Make sure your environment has the following prerequisites to successfully install and use LiveData Migrator for Azure.
The minimum speed for the bandwidth limit is 1024KB/s.
LiveData Migrator for Azure supports the following:
- Ubuntu 16 and 18
- CentOS 7
- Red Hat Enterprise Linux 6 and 7
Filesystems supported as sources:
- Hortonworks Data Platform (HDP) 2.6.3, 2.6.5, 3.1.0, 3.1.5
- Cloudera Distribution Hadoop (CDH) 5.13, 5.14, 5.15, 5.16, 6.2, 6.3
- Cloudera Data Platform (CDP) 7.1.4, 7.1.6, 7.1.7
- Arenadata Hadoop (ADH) 2.14
All HDFS versions above Hadoop 2.6 should work. However, if you need additional support, create a support ticket.

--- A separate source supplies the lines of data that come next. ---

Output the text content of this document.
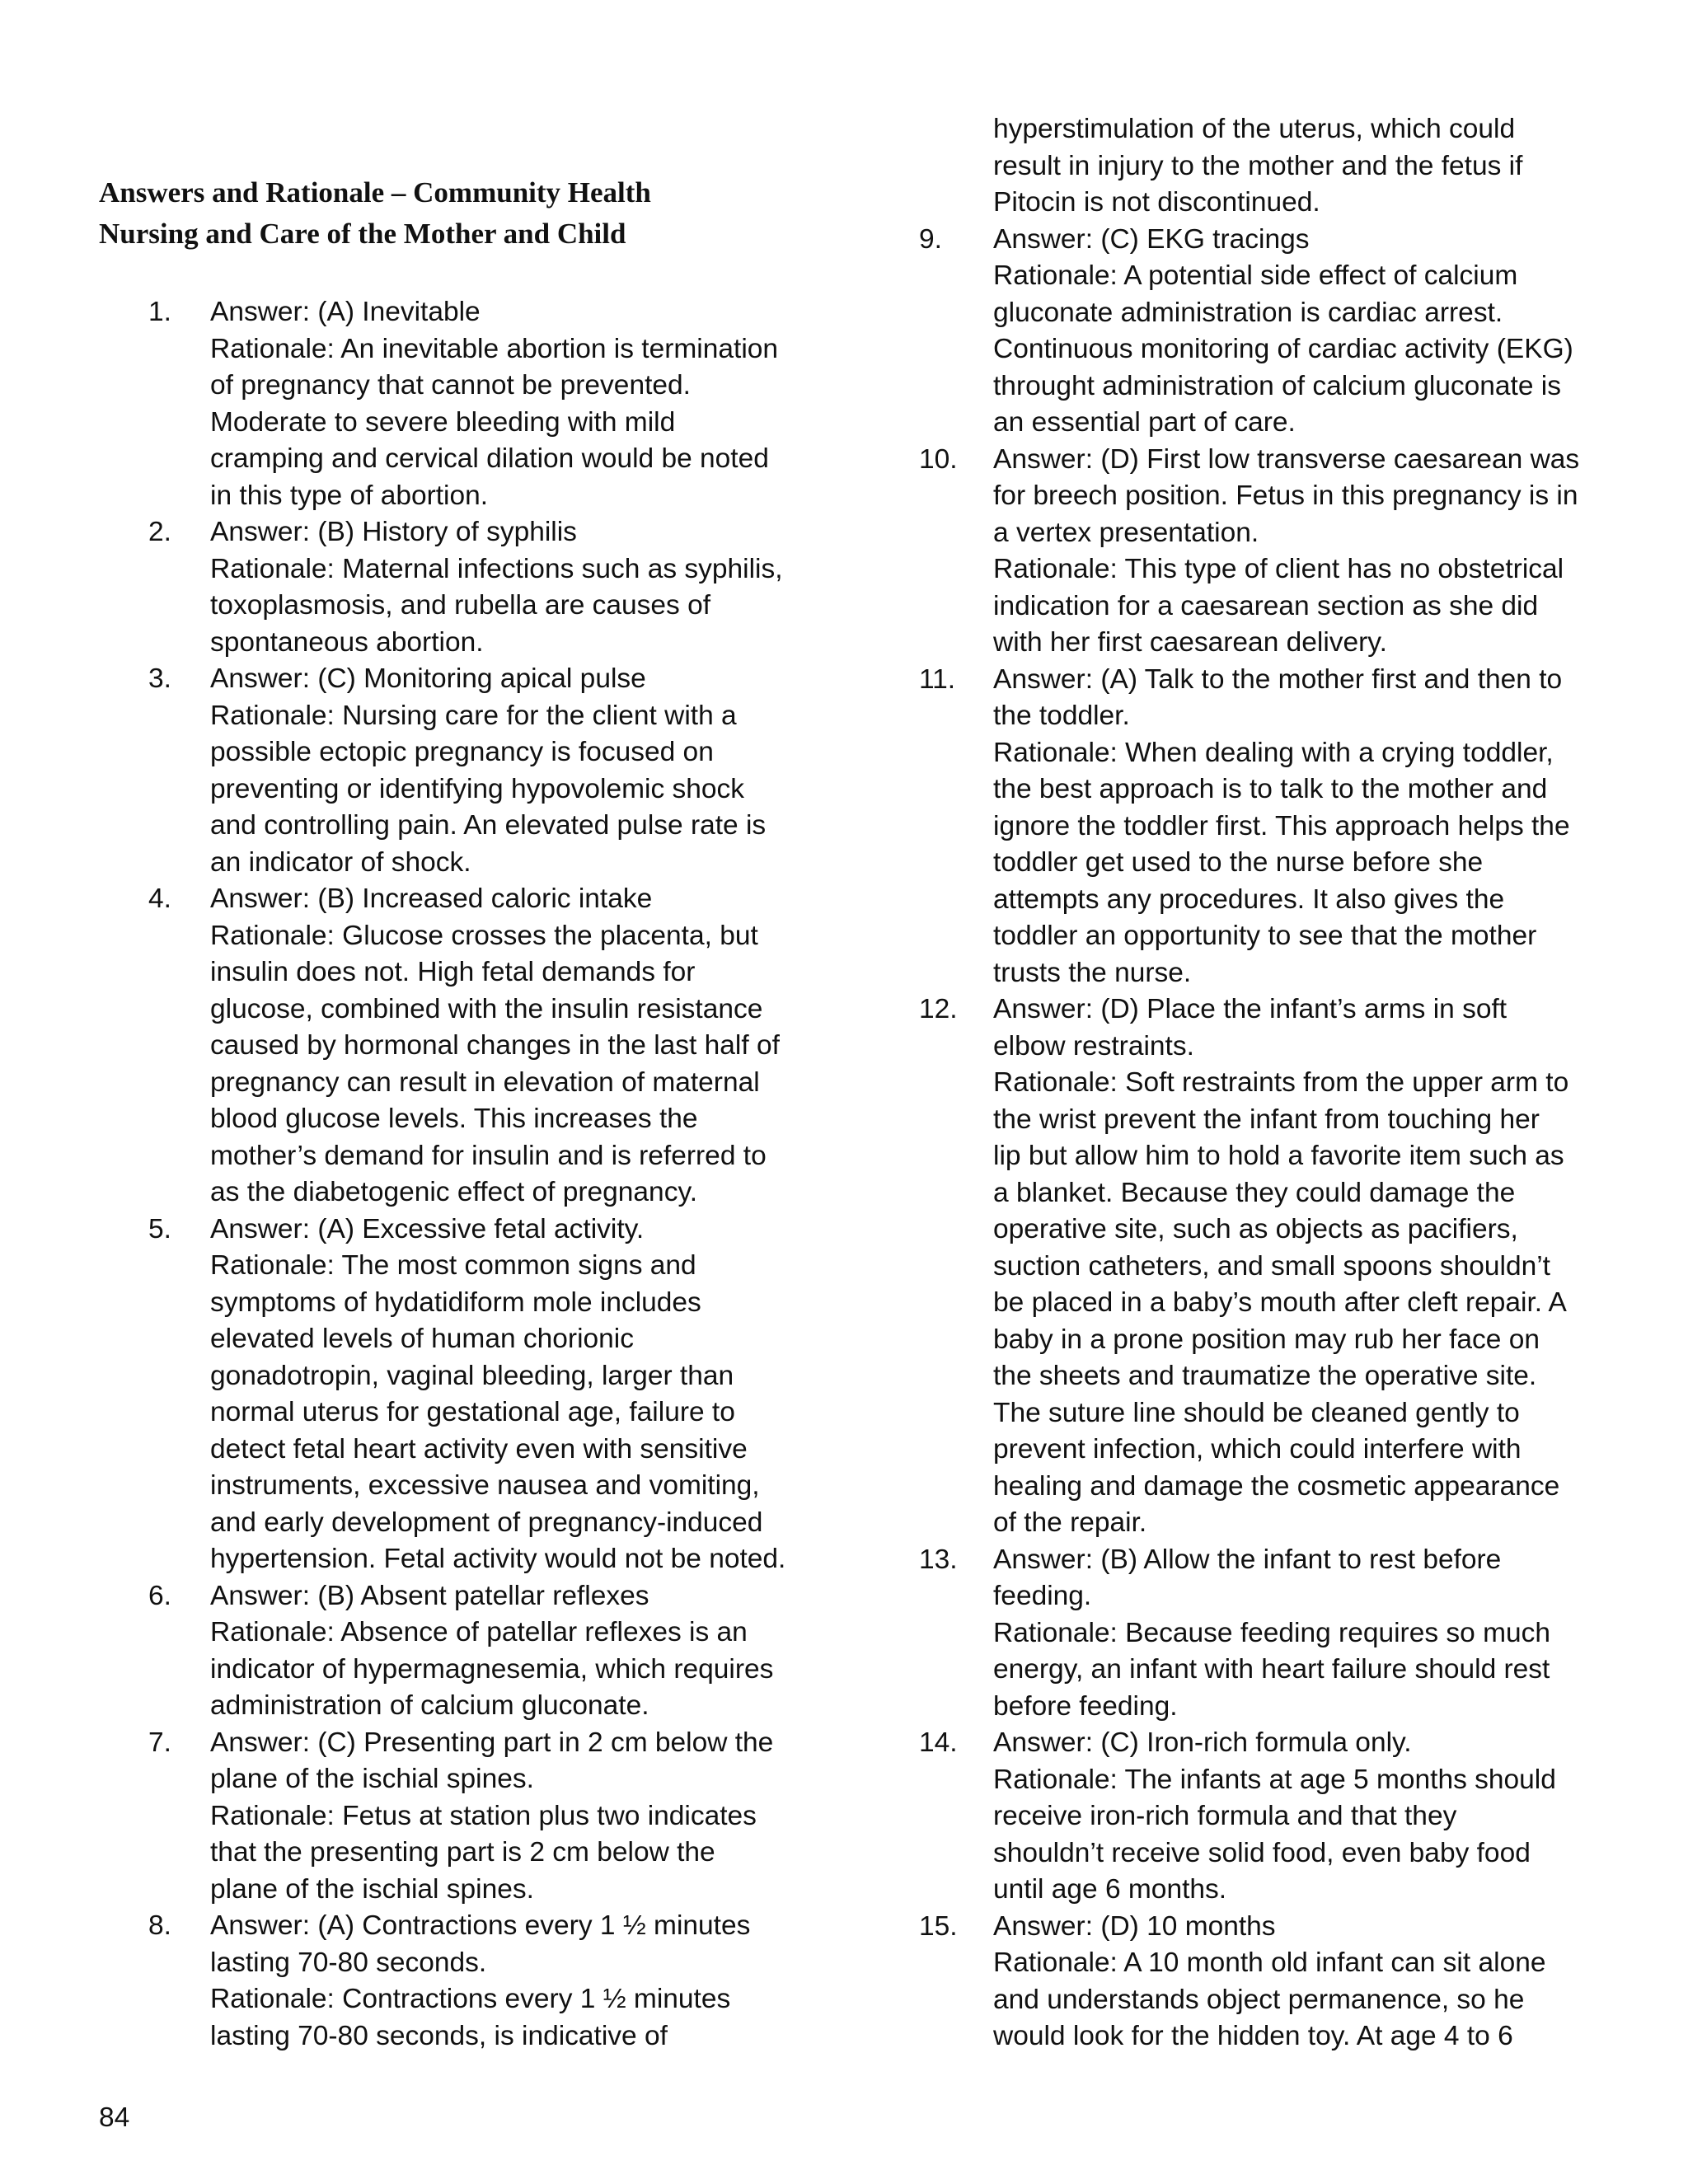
Answers and Rationale – Community Health
Nursing and Care of the Mother and Child
1. Answer: (A) Inevitable
Rationale: An inevitable abortion is termination
of pregnancy that cannot be prevented.
Moderate to severe bleeding with mild
cramping and cervical dilation would be noted
in this type of abortion.
2. Answer: (B) History of syphilis
Rationale: Maternal infections such as syphilis,
toxoplasmosis, and rubella are causes of
spontaneous abortion.
3. Answer: (C) Monitoring apical pulse
Rationale: Nursing care for the client with a
possible ectopic pregnancy is focused on
preventing or identifying hypovolemic shock
and controlling pain. An elevated pulse rate is
an indicator of shock.
4. Answer: (B) Increased caloric intake
Rationale: Glucose crosses the placenta, but
insulin does not. High fetal demands for
glucose, combined with the insulin resistance
caused by hormonal changes in the last half of
pregnancy can result in elevation of maternal
blood glucose levels. This increases the
mother’s demand for insulin and is referred to
as the diabetogenic effect of pregnancy.
5. Answer: (A) Excessive fetal activity.
Rationale: The most common signs and
symptoms of hydatidiform mole includes
elevated levels of human chorionic
gonadotropin, vaginal bleeding, larger than
normal uterus for gestational age, failure to
detect fetal heart activity even with sensitive
instruments, excessive nausea and vomiting,
and early development of pregnancy-induced
hypertension. Fetal activity would not be noted.
6. Answer: (B) Absent patellar reflexes
Rationale: Absence of patellar reflexes is an
indicator of hypermagnesemia, which requires
administration of calcium gluconate.
7. Answer: (C) Presenting part in 2 cm below the
plane of the ischial spines.
Rationale: Fetus at station plus two indicates
that the presenting part is 2 cm below the
plane of the ischial spines.
8. Answer: (A) Contractions every 1 ½ minutes
lasting 70-80 seconds.
Rationale: Contractions every 1 ½ minutes
lasting 70-80 seconds, is indicative of
hyperstimulation of the uterus, which could
result in injury to the mother and the fetus if
Pitocin is not discontinued.
9. Answer: (C) EKG tracings
Rationale: A potential side effect of calcium
gluconate administration is cardiac arrest.
Continuous monitoring of cardiac activity (EKG)
throught administration of calcium gluconate is
an essential part of care.
10. Answer: (D) First low transverse caesarean was
for breech position. Fetus in this pregnancy is in
a vertex presentation.
Rationale: This type of client has no obstetrical
indication for a caesarean section as she did
with her first caesarean delivery.
11. Answer: (A) Talk to the mother first and then to
the toddler.
Rationale: When dealing with a crying toddler,
the best approach is to talk to the mother and
ignore the toddler first. This approach helps the
toddler get used to the nurse before she
attempts any procedures. It also gives the
toddler an opportunity to see that the mother
trusts the nurse.
12. Answer: (D) Place the infant’s arms in soft
elbow restraints.
Rationale: Soft restraints from the upper arm to
the wrist prevent the infant from touching her
lip but allow him to hold a favorite item such as
a blanket. Because they could damage the
operative site, such as objects as pacifiers,
suction catheters, and small spoons shouldn’t
be placed in a baby’s mouth after cleft repair. A
baby in a prone position may rub her face on
the sheets and traumatize the operative site.
The suture line should be cleaned gently to
prevent infection, which could interfere with
healing and damage the cosmetic appearance
of the repair.
13. Answer: (B) Allow the infant to rest before
feeding.
Rationale: Because feeding requires so much
energy, an infant with heart failure should rest
before feeding.
14. Answer: (C) Iron-rich formula only.
Rationale: The infants at age 5 months should
receive iron-rich formula and that they
shouldn’t receive solid food, even baby food
until age 6 months.
15. Answer: (D) 10 months
Rationale: A 10 month old infant can sit alone
and understands object permanence, so he
would look for the hidden toy. At age 4 to 6
84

Filesystems supported as targets:
- ADLS Gen2
LiveData Migrator for Azure does not support ADLS Gen1 or Azure Blob Storage as target filesystems.
Supported metastores for metadata migrations:
- Azure HDI 4.0 Hive External Metastore
- Azure SQL Database
- Databricks cluster
- Snowflake warehouse
Required Azure CLI versions:
- 2.26.0 or higher
See the Microsoft documentation for instructions on how to install the Azure CLI.

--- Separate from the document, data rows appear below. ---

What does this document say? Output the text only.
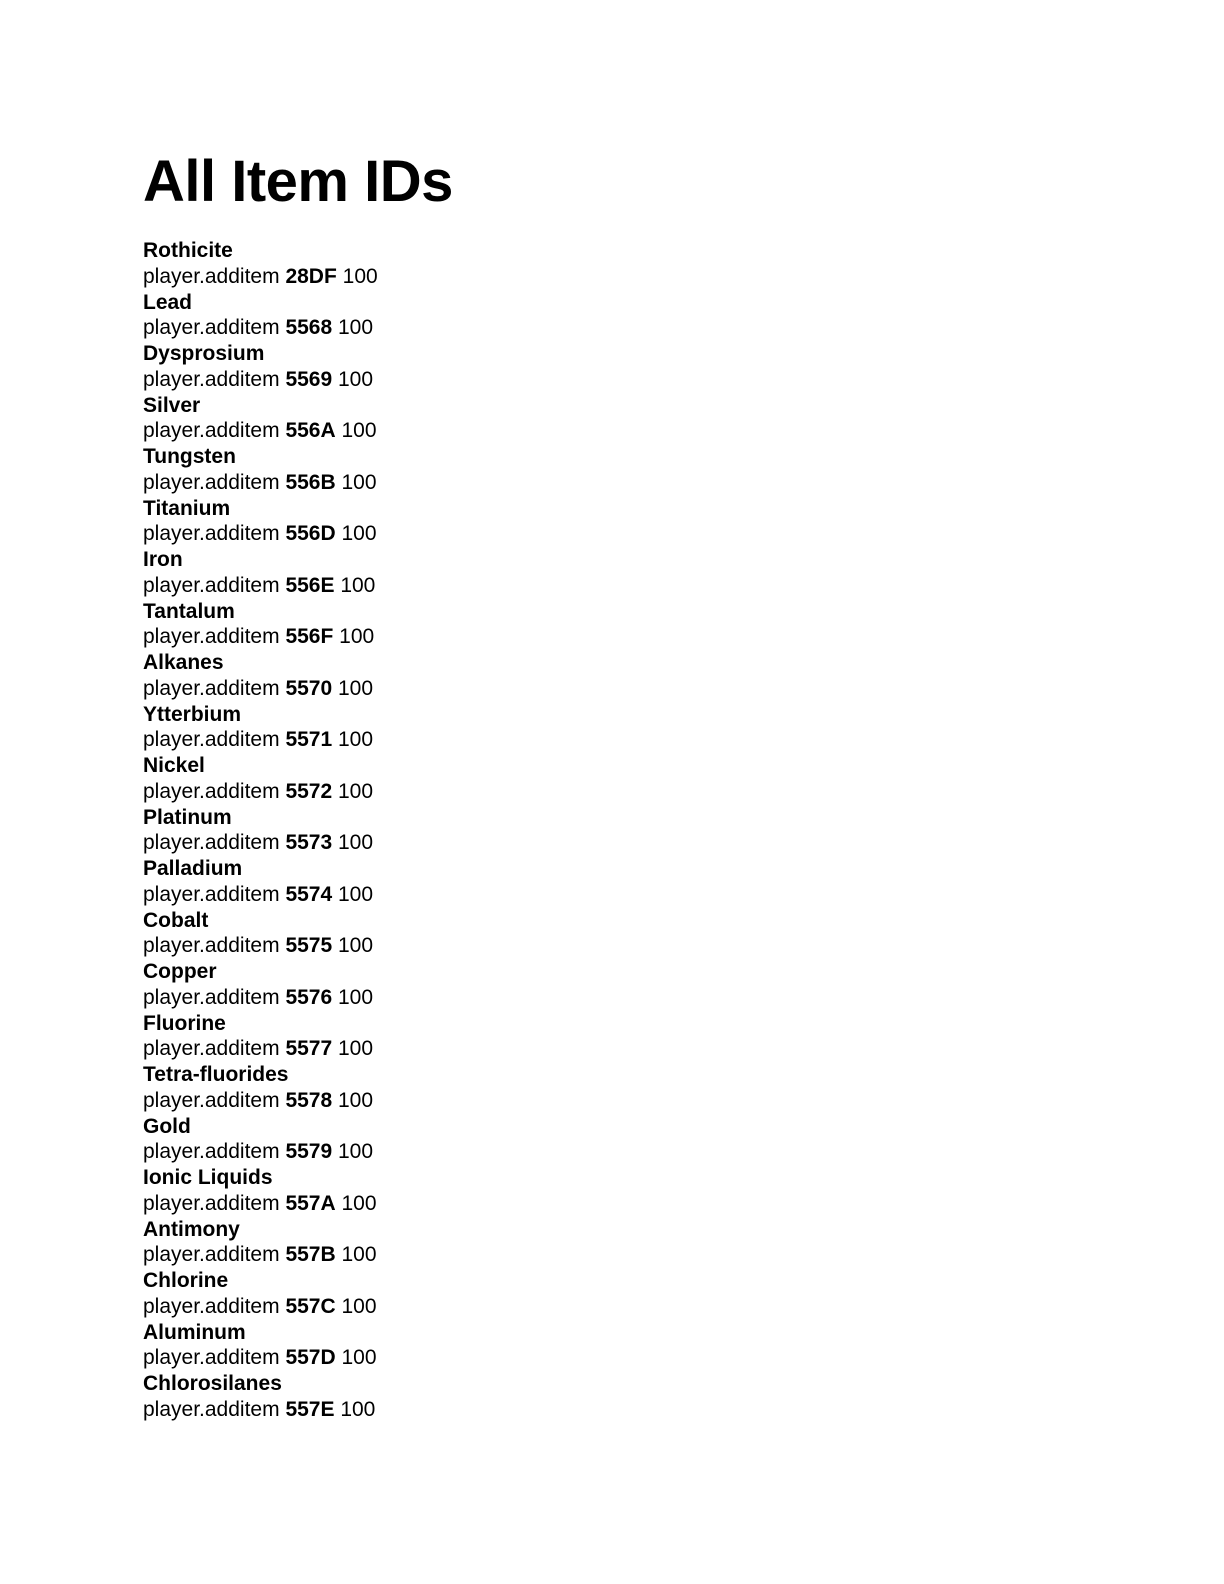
All Item IDs
Rothicite
player.additem 28DF 100
Lead
player.additem 5568 100
Dysprosium
player.additem 5569 100
Silver
player.additem 556A 100
Tungsten
player.additem 556B 100
Titanium
player.additem 556D 100
Iron
player.additem 556E 100
Tantalum
player.additem 556F 100
Alkanes
player.additem 5570 100
Ytterbium
player.additem 5571 100
Nickel
player.additem 5572 100
Platinum
player.additem 5573 100
Palladium
player.additem 5574 100
Cobalt
player.additem 5575 100
Copper
player.additem 5576 100
Fluorine
player.additem 5577 100
Tetra-fluorides
player.additem 5578 100
Gold
player.additem 5579 100
Ionic Liquids
player.additem 557A 100
Antimony
player.additem 557B 100
Chlorine
player.additem 557C 100
Aluminum
player.additem 557D 100
Chlorosilanes
player.additem 557E 100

We recommend you use the highest available version of the Azure CLI at all times.
Azure HDInsight version requirements:
- HDI 4.0
Databricks JDBC driver requirements:
- Databricks JDBC driver 2.6.25 or higher
HDI Enterprise Security Package (ESP) is not supported.
Provide your own Hadoop cluster or use the HDFS Sandbox to test LiveData Migrator for Azure. You can also use a Hortonworks Data Platform (HDP) sandbox.

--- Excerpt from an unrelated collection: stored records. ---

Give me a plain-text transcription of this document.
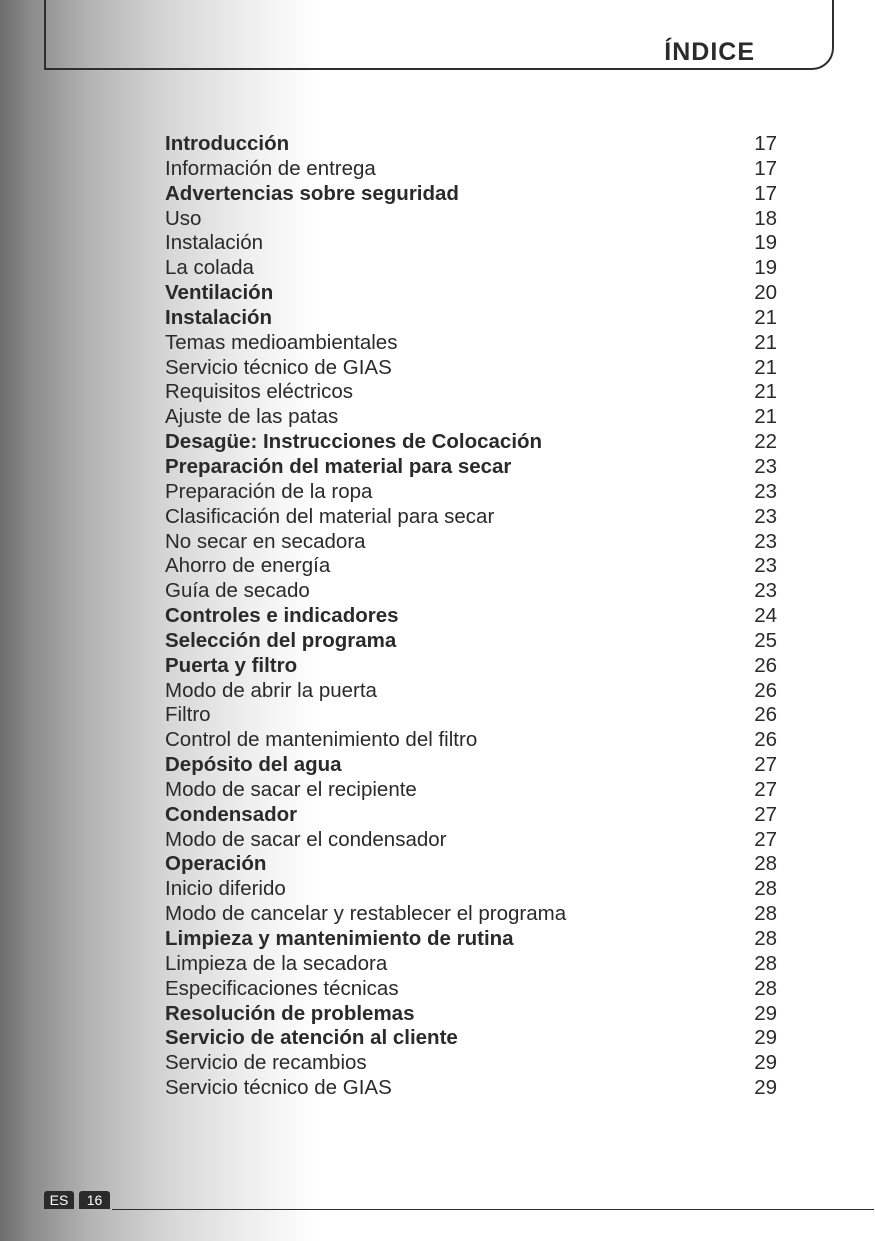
ÍNDICE
Introducción	17
Información de entrega	17
Advertencias sobre seguridad	17
Uso	18
Instalación	19
La colada	19
Ventilación	20
Instalación	21
Temas medioambientales	21
Servicio técnico de GIAS	21
Requisitos eléctricos	21
Ajuste de las patas	21
Desagüe: Instrucciones de Colocación	22
Preparación del material para secar	23
Preparación de la ropa	23
Clasificación del material para secar	23
No secar en secadora	23
Ahorro de energía	23
Guía de secado	23
Controles e indicadores	24
Selección del programa	25
Puerta y filtro	26
Modo de abrir la puerta	26
Filtro	26
Control de mantenimiento del filtro	26
Depósito del agua	27
Modo de sacar el recipiente	27
Condensador	27
Modo de sacar el condensador	27
Operación	28
Inicio diferido	28
Modo de cancelar y restablecer el programa	28
Limpieza y mantenimiento de rutina	28
Limpieza de la secadora	28
Especificaciones técnicas	28
Resolución de problemas	29
Servicio de atención al cliente	29
Servicio de recambios	29
Servicio técnico de GIAS	29
ES	16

See Getting Started with the Sandbox to learn how to use the HDFS Sandbox with LiveData Migrator for Azure.
To use LiveData Migrator with your own Hadoop cluster, you need the following:
- Root access to the Hadoop cluster.
- All of the network requirements.
- For example, ports 5671 and 443 must be open for outbound traffic.
The edge node on your on-premises cluster needs the following:
- Hadoop client libraries installed.
- Hadoop client available within the systemd environment.
- Java 1.8+
- If Kerberos is enabled on your Hadoop cluster, a valid keytab containing a suitable principal for the HDFS superuser must be available on the edge node.
- If you want to migrate Hive metadata from your Hadoop cluster, the edge node must also have a keytab containing a suitable principal for the Hive service.
Make sure your selected region is supported and consistent across all your resources.
- An Azure subscription.
- Resource group to contain the Azure zone resources.
- Owner or Contributor level access to the resource group.
- Create an ADLS Gen2 storage account and container with hierarchical namespace enabled.
To migrate metadata, you will require the following:
- An Azure SQL Database in the same Azure resource group as LiveData Migrator.
The following regions are supported:
- Australia East
- Canada Central*
- Canada East*
- East Asia
- East Japan
- East US 2
- East US
- Germany West Central*
- Korea Central*
- North Europe
- Southeast Asia
- South Central US
- UK South
- West Europe
- West Central US
- West Japan
- West US
- West US 2
- West US 3
Support for regions marked with an * is offered as a feature preview, and will be improved in the future.
If you can't see or select some of the above regions in the Azure Portal, you're most likely using an old resource provider. Re-register the resource provider to fix this.
As an additional prerequisite to use LiveData Migrator for Azure, register the LiveData resource provider.